Karnataka Bank (BUY)
Karnataka Bank (KBL) reported weak Q1FY20 core operating numbers (PPoP down >5 percent); PAT, however, outperformed due to a tax reversal. Persistent pressure on NIMs along with below-trend loan growth (up merely 11 percent YoY), led to muted NII growth (sub-6 percent). Softer fee income and muted CASA growth (<10 percent YoY) exacerbated core operating profitability.
Brokerage Edelweiss said that the silver lining is steady asset quality as slippages were curtailed sub-4 percent (high still). Furthermore, lower SMA-2 accounts (sub-1 percent) lends comfort. While KBL’s asset quality has been broadly steady, sustaining it coupled with NIM improvement is critical to earnings trajectory. A higher share of retail (~45 percent) and a 0.6x FY21E P/ABV (capturing risks, limited downside) lends comfort. Maintain ‘BUY’ with a target price of Rs 145.
Core momentum soft; performance improvement key:
Loan book growth softened to 11 percent YoY/down 4 percent QoQ, primarily driven by a conscious run-down in the large corporate segment (down >15 percent QoQ). That said, better retail growth (up 11 percent YoY) lent support—the proportion of retail loans improved from 43 percent in FY19 to 45 percent. Moreover, sustained pressure on NIMs (down >10bps QoQ to 2.8 percent) impacted NII, it said.

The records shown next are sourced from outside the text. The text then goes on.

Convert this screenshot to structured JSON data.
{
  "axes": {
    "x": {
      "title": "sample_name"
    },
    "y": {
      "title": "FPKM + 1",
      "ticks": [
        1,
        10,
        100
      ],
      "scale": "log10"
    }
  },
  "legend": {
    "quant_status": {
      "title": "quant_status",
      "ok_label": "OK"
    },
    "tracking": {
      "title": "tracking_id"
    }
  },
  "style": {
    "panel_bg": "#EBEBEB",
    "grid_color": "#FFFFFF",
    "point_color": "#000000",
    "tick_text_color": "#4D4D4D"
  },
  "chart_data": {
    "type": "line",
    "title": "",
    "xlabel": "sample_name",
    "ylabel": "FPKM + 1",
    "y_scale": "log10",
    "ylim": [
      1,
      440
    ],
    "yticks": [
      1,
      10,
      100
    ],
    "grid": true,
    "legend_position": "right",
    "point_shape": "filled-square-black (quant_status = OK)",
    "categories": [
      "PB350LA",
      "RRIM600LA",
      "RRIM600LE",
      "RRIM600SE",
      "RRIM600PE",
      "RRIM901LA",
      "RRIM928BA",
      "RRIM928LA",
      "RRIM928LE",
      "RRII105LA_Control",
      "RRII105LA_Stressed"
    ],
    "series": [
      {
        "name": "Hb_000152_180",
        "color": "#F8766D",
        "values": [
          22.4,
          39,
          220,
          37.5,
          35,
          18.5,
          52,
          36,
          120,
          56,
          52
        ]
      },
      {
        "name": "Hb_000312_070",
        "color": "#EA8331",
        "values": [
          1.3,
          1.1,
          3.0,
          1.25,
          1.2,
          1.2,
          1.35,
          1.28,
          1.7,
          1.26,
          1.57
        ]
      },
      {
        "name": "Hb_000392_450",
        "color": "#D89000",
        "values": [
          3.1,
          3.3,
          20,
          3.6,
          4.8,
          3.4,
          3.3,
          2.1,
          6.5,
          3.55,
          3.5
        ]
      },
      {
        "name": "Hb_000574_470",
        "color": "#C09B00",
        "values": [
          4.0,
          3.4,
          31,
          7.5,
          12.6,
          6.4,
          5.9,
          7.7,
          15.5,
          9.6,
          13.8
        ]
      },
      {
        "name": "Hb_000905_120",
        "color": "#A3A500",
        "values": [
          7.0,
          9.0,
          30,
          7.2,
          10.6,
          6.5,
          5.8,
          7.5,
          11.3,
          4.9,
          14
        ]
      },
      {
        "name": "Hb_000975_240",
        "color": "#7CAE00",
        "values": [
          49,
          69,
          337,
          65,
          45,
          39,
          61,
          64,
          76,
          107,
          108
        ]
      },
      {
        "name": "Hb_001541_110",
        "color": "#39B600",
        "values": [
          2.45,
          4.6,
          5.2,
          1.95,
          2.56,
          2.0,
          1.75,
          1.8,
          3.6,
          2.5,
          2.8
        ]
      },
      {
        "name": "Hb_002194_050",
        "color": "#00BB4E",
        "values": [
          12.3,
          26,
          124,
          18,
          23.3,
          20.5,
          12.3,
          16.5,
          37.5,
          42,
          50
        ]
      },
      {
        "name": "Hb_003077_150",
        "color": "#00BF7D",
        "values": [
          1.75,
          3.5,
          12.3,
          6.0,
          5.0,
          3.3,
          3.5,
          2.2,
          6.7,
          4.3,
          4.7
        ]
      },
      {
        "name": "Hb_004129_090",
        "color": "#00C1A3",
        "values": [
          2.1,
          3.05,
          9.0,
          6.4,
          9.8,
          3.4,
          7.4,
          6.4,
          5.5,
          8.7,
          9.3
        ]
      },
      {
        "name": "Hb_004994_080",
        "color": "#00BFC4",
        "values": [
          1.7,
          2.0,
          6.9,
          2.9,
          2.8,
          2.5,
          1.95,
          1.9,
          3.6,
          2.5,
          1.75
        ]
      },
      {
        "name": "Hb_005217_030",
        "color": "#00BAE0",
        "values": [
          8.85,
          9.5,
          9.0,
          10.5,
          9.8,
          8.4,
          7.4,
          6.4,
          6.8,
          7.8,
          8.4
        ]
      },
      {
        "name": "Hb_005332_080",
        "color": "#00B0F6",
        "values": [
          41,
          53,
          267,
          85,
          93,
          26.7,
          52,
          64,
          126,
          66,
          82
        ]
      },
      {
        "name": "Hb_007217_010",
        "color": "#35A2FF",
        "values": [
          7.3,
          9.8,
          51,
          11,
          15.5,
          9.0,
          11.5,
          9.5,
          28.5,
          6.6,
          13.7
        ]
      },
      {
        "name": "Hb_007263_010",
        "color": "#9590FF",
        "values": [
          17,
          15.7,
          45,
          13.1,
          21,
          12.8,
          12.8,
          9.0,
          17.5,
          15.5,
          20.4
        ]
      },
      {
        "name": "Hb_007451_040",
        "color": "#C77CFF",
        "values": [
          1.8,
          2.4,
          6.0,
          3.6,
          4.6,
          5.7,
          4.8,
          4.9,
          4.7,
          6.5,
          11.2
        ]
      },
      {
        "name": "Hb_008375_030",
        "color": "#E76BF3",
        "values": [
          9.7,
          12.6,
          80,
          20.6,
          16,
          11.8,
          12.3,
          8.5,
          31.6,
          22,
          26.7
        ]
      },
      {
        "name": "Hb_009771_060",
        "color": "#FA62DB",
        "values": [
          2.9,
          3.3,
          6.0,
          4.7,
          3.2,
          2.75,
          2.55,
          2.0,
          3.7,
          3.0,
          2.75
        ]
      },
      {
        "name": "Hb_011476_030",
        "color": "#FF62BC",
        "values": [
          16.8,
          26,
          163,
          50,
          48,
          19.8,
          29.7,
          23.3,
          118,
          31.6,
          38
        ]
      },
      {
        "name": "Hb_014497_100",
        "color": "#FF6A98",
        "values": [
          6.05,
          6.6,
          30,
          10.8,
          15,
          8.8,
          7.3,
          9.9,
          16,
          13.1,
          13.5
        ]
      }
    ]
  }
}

"This coupled with softer core fee led to muted core PPoP. Furthermore, the liability franchise expansion has been weaker than we expected (CASA growth sub-10 percent YoY with sub- 28 percent CASA ratio). We believe the bank’s ability to propel core profitability and fee income are key variables that is critical for its RoA improvement."